Adela nació en Felechas en un año cualquiera del siglo pasado que esconde con esa misma coquetería que derrochaban las antiguas estrellas de cine. Eran nueve hermanos en casa que trabajaban en lo que había, la mina y la labranza. De pequeña tuvo como maestras a Doña Feli y Doña Finina. En aquellos tiempos los pueblos de la montaña eran todavía comunidades muy vivas y serían unos veinte niños en la escuela de Felechas. Entre las clases y ayudar en casa con lo que hiciera falta pasaron esos primeros años.
Hasta que sus primas Lola y Milde, que ya se habían ido a Londres a trabajar, le propusieron que se uniera a ellas. Y Adela, ni corta ni perezosa, sin saber nada de inglés pero con unas ganas infinitas de comerse el mundo y ver la vida desde una realidad totalmente diferente a la que conocía, les dijo que sí al instante, con esa feliz y valiente irresponsabilidad con la que uno siempre imagina el principio de cualquier aventura.

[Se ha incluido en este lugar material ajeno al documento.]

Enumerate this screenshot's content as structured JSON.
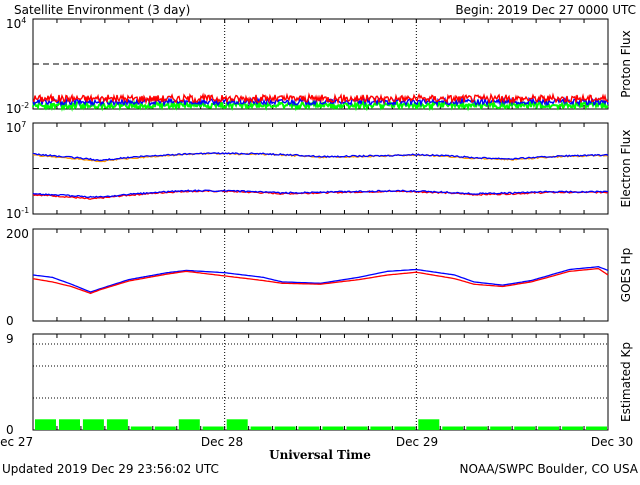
{
  "header": {
    "title": "Satellite Environment (3 day)",
    "begin": "Begin:  2019 Dec 27 0000 UTC"
  },
  "footer": {
    "updated": "Updated 2019 Dec 29 23:56:02 UTC",
    "credit": "NOAA/SWPC Boulder, CO USA"
  },
  "x_axis": {
    "label": "Universal Time",
    "ticks": [
      "Dec 27",
      "Dec 28",
      "Dec 29",
      "Dec 30"
    ]
  },
  "colors": {
    "red": "#ff0000",
    "blue": "#0000ff",
    "green": "#00ff00",
    "orange": "#ff9900"
  },
  "panels": {
    "proton": {
      "ylabel": "Proton Flux",
      "ymax": "10",
      "ymax_exp": "4",
      "ymin": "10",
      "ymin_exp": "-2"
    },
    "electron": {
      "ylabel": "Electron Flux",
      "ymax": "10",
      "ymax_exp": "7",
      "ymin": "10",
      "ymin_exp": "-1"
    },
    "goes": {
      "ylabel": "GOES Hp",
      "ymax": "200",
      "ymin": "0"
    },
    "kp": {
      "ylabel": "Estimated Kp",
      "ymax": "9",
      "ymin": "0"
    }
  },
  "chart_data": [
    {
      "type": "line",
      "name": "proton-flux",
      "ylabel": "Proton Flux",
      "yscale": "log",
      "ylim": [
        0.01,
        10000
      ],
      "x_range_days": [
        0,
        3
      ],
      "threshold": 10,
      "series": [
        {
          "color": "red",
          "level": 0.05,
          "jitter": 0.25
        },
        {
          "color": "blue",
          "level": 0.03,
          "jitter": 0.2
        },
        {
          "color": "green",
          "level": 0.018,
          "jitter": 0.2
        }
      ]
    },
    {
      "type": "line",
      "name": "electron-flux",
      "ylabel": "Electron Flux",
      "yscale": "log",
      "ylim": [
        0.1,
        10000000
      ],
      "threshold": 1000,
      "series": [
        {
          "color": "red",
          "x": [
            0,
            0.1,
            0.2,
            0.3,
            0.4,
            0.6,
            0.8,
            1.0,
            1.3,
            1.6,
            1.9,
            2.1,
            2.3,
            2.5,
            2.7,
            3.0
          ],
          "y": [
            5,
            4,
            3,
            2,
            3,
            6,
            10,
            10,
            6,
            8,
            10,
            8,
            5,
            6,
            8,
            8
          ]
        },
        {
          "color": "blue",
          "x": [
            0,
            0.1,
            0.2,
            0.3,
            0.4,
            0.6,
            0.8,
            1.0,
            1.3,
            1.6,
            1.9,
            2.1,
            2.3,
            2.5,
            2.7,
            3.0
          ],
          "y": [
            6,
            5,
            4,
            3,
            3.5,
            7,
            11,
            11,
            7,
            9,
            11,
            9,
            6,
            7,
            9,
            9
          ]
        },
        {
          "color": "orange",
          "x": [
            0,
            0.15,
            0.35,
            0.6,
            0.9,
            1.2,
            1.5,
            1.8,
            2.0,
            2.3,
            2.5,
            2.8,
            3.0
          ],
          "y": [
            15000,
            9000,
            4000,
            10000,
            20000,
            18000,
            10000,
            12000,
            15000,
            8000,
            6000,
            12000,
            14000
          ]
        },
        {
          "color": "blue",
          "x": [
            0,
            0.15,
            0.35,
            0.6,
            0.9,
            1.2,
            1.5,
            1.8,
            2.0,
            2.3,
            2.5,
            2.8,
            3.0
          ],
          "y": [
            18000,
            11000,
            5000,
            12000,
            22000,
            20000,
            11000,
            13000,
            17000,
            9000,
            7000,
            13000,
            15000
          ]
        }
      ]
    },
    {
      "type": "line",
      "name": "goes-hp",
      "ylabel": "GOES Hp",
      "ylim": [
        0,
        200
      ],
      "series": [
        {
          "color": "blue",
          "x": [
            0,
            0.1,
            0.2,
            0.3,
            0.35,
            0.5,
            0.7,
            0.8,
            1.0,
            1.2,
            1.3,
            1.5,
            1.7,
            1.85,
            2.0,
            2.2,
            2.3,
            2.45,
            2.6,
            2.8,
            2.95,
            3.0
          ],
          "y": [
            100,
            95,
            80,
            63,
            70,
            90,
            105,
            110,
            105,
            95,
            85,
            82,
            95,
            108,
            112,
            100,
            85,
            78,
            88,
            112,
            118,
            110
          ]
        },
        {
          "color": "red",
          "x": [
            0,
            0.1,
            0.2,
            0.3,
            0.35,
            0.5,
            0.7,
            0.8,
            1.0,
            1.2,
            1.3,
            1.5,
            1.7,
            1.85,
            2.0,
            2.2,
            2.3,
            2.45,
            2.6,
            2.8,
            2.95,
            3.0
          ],
          "y": [
            92,
            85,
            75,
            60,
            68,
            87,
            102,
            108,
            98,
            88,
            82,
            80,
            90,
            100,
            106,
            92,
            80,
            75,
            85,
            108,
            114,
            100
          ]
        }
      ]
    },
    {
      "type": "bar",
      "name": "estimated-kp",
      "ylabel": "Estimated Kp",
      "ylim": [
        0,
        9
      ],
      "color": "green",
      "values": [
        1,
        1,
        1,
        1,
        0.33,
        0.33,
        1,
        0.33,
        1,
        0.33,
        0.33,
        0.33,
        0.33,
        0.33,
        0.33,
        0.33,
        1,
        0.33,
        0.33,
        0.33,
        0.33,
        0.33,
        0.33,
        0.33
      ]
    }
  ]
}
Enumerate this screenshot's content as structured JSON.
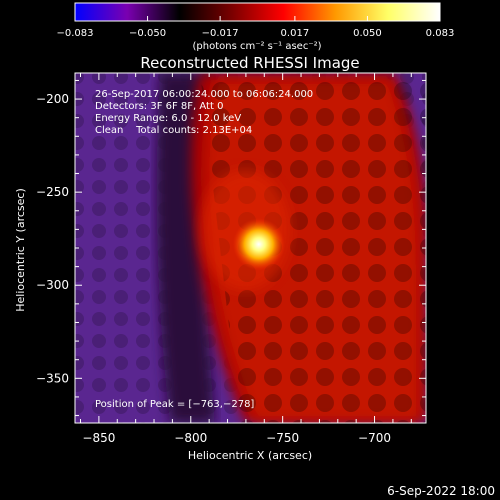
{
  "colorbar": {
    "ticks": [
      "-0.083",
      "-0.050",
      "-0.017",
      "0.017",
      "0.050",
      "0.083"
    ],
    "tick_values": [
      -0.083,
      -0.05,
      -0.017,
      0.017,
      0.05,
      0.083
    ],
    "range": [
      -0.083,
      0.083
    ],
    "units_label": "(photons cm⁻² s⁻¹ asec⁻²)",
    "colormap_stops": [
      "#0000ff",
      "#7a00b0",
      "#000000",
      "#7a0000",
      "#ff0000",
      "#ff9900",
      "#ffff66",
      "#ffffff"
    ]
  },
  "chart_data": {
    "type": "heatmap",
    "title": "Reconstructed RHESSI Image",
    "xlabel": "Heliocentric X (arcsec)",
    "ylabel": "Heliocentric Y (arcsec)",
    "xlim": [
      -863,
      -672
    ],
    "ylim": [
      -374,
      -186
    ],
    "xticks": [
      -850,
      -800,
      -750,
      -700
    ],
    "xtick_labels": [
      "−850",
      "−800",
      "−750",
      "−700"
    ],
    "yticks": [
      -200,
      -250,
      -300,
      -350
    ],
    "ytick_labels": [
      "−200",
      "−250",
      "−300",
      "−350"
    ],
    "peak": {
      "x": -763,
      "y": -278
    },
    "info_lines": [
      "26-Sep-2017 06:00:24.000 to 06:06:24.000",
      "Detectors: 3F 6F 8F, Att 0",
      "Energy Range: 6.0 - 12.0 keV",
      "Clean    Total counts: 2.13E+04"
    ],
    "peak_label": "Position of Peak = [−763,−278]"
  },
  "footer": {
    "timestamp": "6-Sep-2022 18:00"
  }
}
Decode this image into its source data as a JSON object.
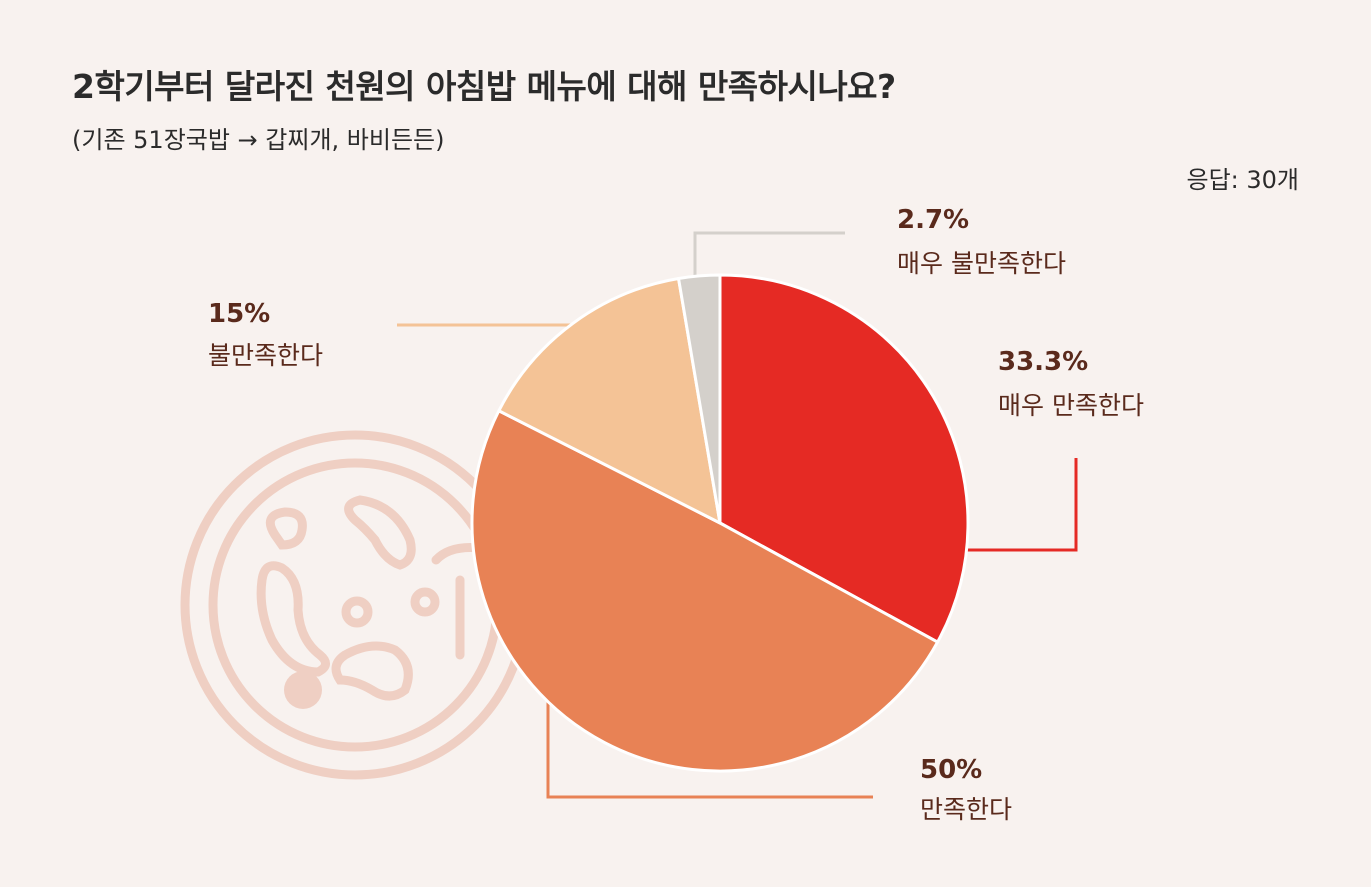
{
  "header": {
    "title": "2학기부터 달라진 천원의 아침밥 메뉴에 대해 만족하시나요?",
    "subtitle": "(기존 51장국밥 → 갑찌개, 바비든든)",
    "responses": "응답: 30개"
  },
  "chart_data": {
    "type": "pie",
    "title": "2학기부터 달라진 천원의 아침밥 메뉴에 대해 만족하시나요?",
    "subtitle": "(기존 51장국밥 → 갑찌개, 바비든든)",
    "slices": [
      {
        "label": "매우 만족한다",
        "value": 33.3,
        "display": "33.3%",
        "color": "#e52a24"
      },
      {
        "label": "만족한다",
        "value": 50,
        "display": "50%",
        "color": "#e88255"
      },
      {
        "label": "불만족한다",
        "value": 15,
        "display": "15%",
        "color": "#f4c396"
      },
      {
        "label": "매우 불만족한다",
        "value": 2.7,
        "display": "2.7%",
        "color": "#d4d0cb"
      }
    ],
    "start_angle": "12 o'clock",
    "direction": "clockwise"
  },
  "colors": {
    "background": "#f8f2ef",
    "decoration": "#efcfc3",
    "label_text": "#5a2a1c",
    "title_text": "#2b2b2b"
  },
  "decoration": {
    "icon": "petri-dish-icon"
  }
}
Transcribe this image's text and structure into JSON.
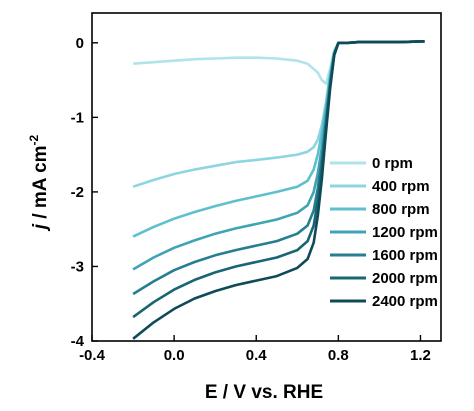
{
  "chart_data": {
    "type": "line",
    "xlabel": "E / V vs. RHE",
    "ylabel_main": "j / mA cm",
    "ylabel_sup": "-2",
    "xlim": [
      -0.4,
      1.3
    ],
    "ylim": [
      -4.0,
      0.4
    ],
    "x_ticks": [
      -0.4,
      0.0,
      0.4,
      0.8,
      1.2
    ],
    "x_tick_labels": [
      "-0.4",
      "0.0",
      "0.4",
      "0.8",
      "1.2"
    ],
    "y_ticks": [
      0,
      -1,
      -2,
      -3,
      -4
    ],
    "y_tick_labels": [
      "0",
      "-1",
      "-2",
      "-3",
      "-4"
    ],
    "legend_position": "bottom-right",
    "series": [
      {
        "name": "0 rpm",
        "color": "#b3e3ea",
        "x": [
          -0.2,
          -0.1,
          0.0,
          0.1,
          0.2,
          0.3,
          0.4,
          0.5,
          0.6,
          0.65,
          0.7,
          0.72,
          0.74,
          0.76,
          0.78,
          0.8,
          0.85,
          0.9,
          1.0,
          1.1,
          1.22
        ],
        "y": [
          -0.28,
          -0.26,
          -0.24,
          -0.22,
          -0.21,
          -0.2,
          -0.2,
          -0.21,
          -0.24,
          -0.28,
          -0.4,
          -0.5,
          -0.55,
          -0.35,
          -0.1,
          0.0,
          0.0,
          0.01,
          0.01,
          0.01,
          0.02
        ]
      },
      {
        "name": "400 rpm",
        "color": "#8dd5e1",
        "x": [
          -0.2,
          -0.1,
          0.0,
          0.1,
          0.2,
          0.3,
          0.4,
          0.5,
          0.6,
          0.65,
          0.68,
          0.7,
          0.72,
          0.74,
          0.76,
          0.78,
          0.8,
          0.85,
          0.9,
          1.0,
          1.1,
          1.22
        ],
        "y": [
          -1.93,
          -1.84,
          -1.76,
          -1.7,
          -1.65,
          -1.6,
          -1.57,
          -1.54,
          -1.5,
          -1.46,
          -1.4,
          -1.3,
          -1.1,
          -0.8,
          -0.4,
          -0.12,
          0.0,
          0.0,
          0.01,
          0.01,
          0.01,
          0.02
        ]
      },
      {
        "name": "800 rpm",
        "color": "#5ec0cf",
        "x": [
          -0.2,
          -0.1,
          0.0,
          0.1,
          0.2,
          0.3,
          0.4,
          0.5,
          0.6,
          0.65,
          0.68,
          0.7,
          0.72,
          0.74,
          0.76,
          0.78,
          0.8,
          0.85,
          0.9,
          1.0,
          1.1,
          1.22
        ],
        "y": [
          -2.6,
          -2.47,
          -2.36,
          -2.27,
          -2.19,
          -2.12,
          -2.06,
          -2.0,
          -1.93,
          -1.85,
          -1.7,
          -1.5,
          -1.2,
          -0.85,
          -0.45,
          -0.13,
          0.0,
          0.0,
          0.01,
          0.01,
          0.01,
          0.02
        ]
      },
      {
        "name": "1200 rpm",
        "color": "#3fa4b6",
        "x": [
          -0.2,
          -0.1,
          0.0,
          0.1,
          0.2,
          0.3,
          0.4,
          0.5,
          0.6,
          0.65,
          0.68,
          0.7,
          0.72,
          0.74,
          0.76,
          0.78,
          0.8,
          0.85,
          0.9,
          1.0,
          1.1,
          1.22
        ],
        "y": [
          -3.04,
          -2.88,
          -2.75,
          -2.65,
          -2.56,
          -2.49,
          -2.43,
          -2.37,
          -2.28,
          -2.18,
          -2.0,
          -1.75,
          -1.4,
          -0.95,
          -0.5,
          -0.14,
          0.0,
          0.0,
          0.01,
          0.01,
          0.01,
          0.02
        ]
      },
      {
        "name": "1600 rpm",
        "color": "#267e90",
        "x": [
          -0.2,
          -0.1,
          0.0,
          0.1,
          0.2,
          0.3,
          0.4,
          0.5,
          0.6,
          0.65,
          0.68,
          0.7,
          0.72,
          0.74,
          0.76,
          0.78,
          0.8,
          0.85,
          0.9,
          1.0,
          1.1,
          1.22
        ],
        "y": [
          -3.37,
          -3.2,
          -3.05,
          -2.94,
          -2.85,
          -2.78,
          -2.72,
          -2.66,
          -2.56,
          -2.45,
          -2.25,
          -1.95,
          -1.55,
          -1.05,
          -0.55,
          -0.15,
          0.0,
          0.0,
          0.01,
          0.01,
          0.01,
          0.02
        ]
      },
      {
        "name": "2000 rpm",
        "color": "#1a6574",
        "x": [
          -0.2,
          -0.1,
          0.0,
          0.1,
          0.2,
          0.3,
          0.4,
          0.5,
          0.6,
          0.65,
          0.68,
          0.7,
          0.72,
          0.74,
          0.76,
          0.78,
          0.8,
          0.85,
          0.9,
          1.0,
          1.1,
          1.22
        ],
        "y": [
          -3.68,
          -3.48,
          -3.31,
          -3.18,
          -3.08,
          -3.0,
          -2.94,
          -2.88,
          -2.78,
          -2.66,
          -2.45,
          -2.12,
          -1.68,
          -1.12,
          -0.58,
          -0.16,
          0.0,
          0.0,
          0.01,
          0.01,
          0.01,
          0.02
        ]
      },
      {
        "name": "2400 rpm",
        "color": "#0f4b57",
        "x": [
          -0.2,
          -0.1,
          0.0,
          0.1,
          0.2,
          0.3,
          0.4,
          0.5,
          0.6,
          0.65,
          0.68,
          0.7,
          0.72,
          0.74,
          0.76,
          0.78,
          0.8,
          0.85,
          0.9,
          1.0,
          1.1,
          1.22
        ],
        "y": [
          -3.97,
          -3.75,
          -3.57,
          -3.43,
          -3.33,
          -3.25,
          -3.19,
          -3.13,
          -3.02,
          -2.9,
          -2.68,
          -2.32,
          -1.82,
          -1.2,
          -0.62,
          -0.17,
          0.0,
          0.0,
          0.01,
          0.01,
          0.01,
          0.02
        ]
      }
    ]
  }
}
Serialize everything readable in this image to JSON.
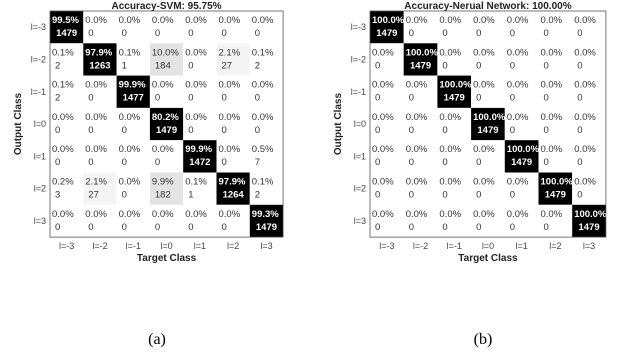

Comenzaban los años sesenta y Londres era el centro del universo. Primero obtuvo los papeles y luego, tras un largo viaje en tren y barco, allí se plantó ella solita con su escaso equipaje pero con todos los sueños del mundo revoloteando en su interior. Y con un papel en el que llevaba escrita la dirección a la que tenía que llegar para mostrar al taxista de turno y alcanzar así por fin el que iba a ser su lugar de trabajo y residencia, un hospital y una Nurse Home que compartiría con otras quinientas enfermeras venidas de sitios tan dispares como China, Estados Unidos o Japón. Desde ese primer día y durante los diez años siguientes Adela trabajaría cuidando enfermos en turnos de siete a dos.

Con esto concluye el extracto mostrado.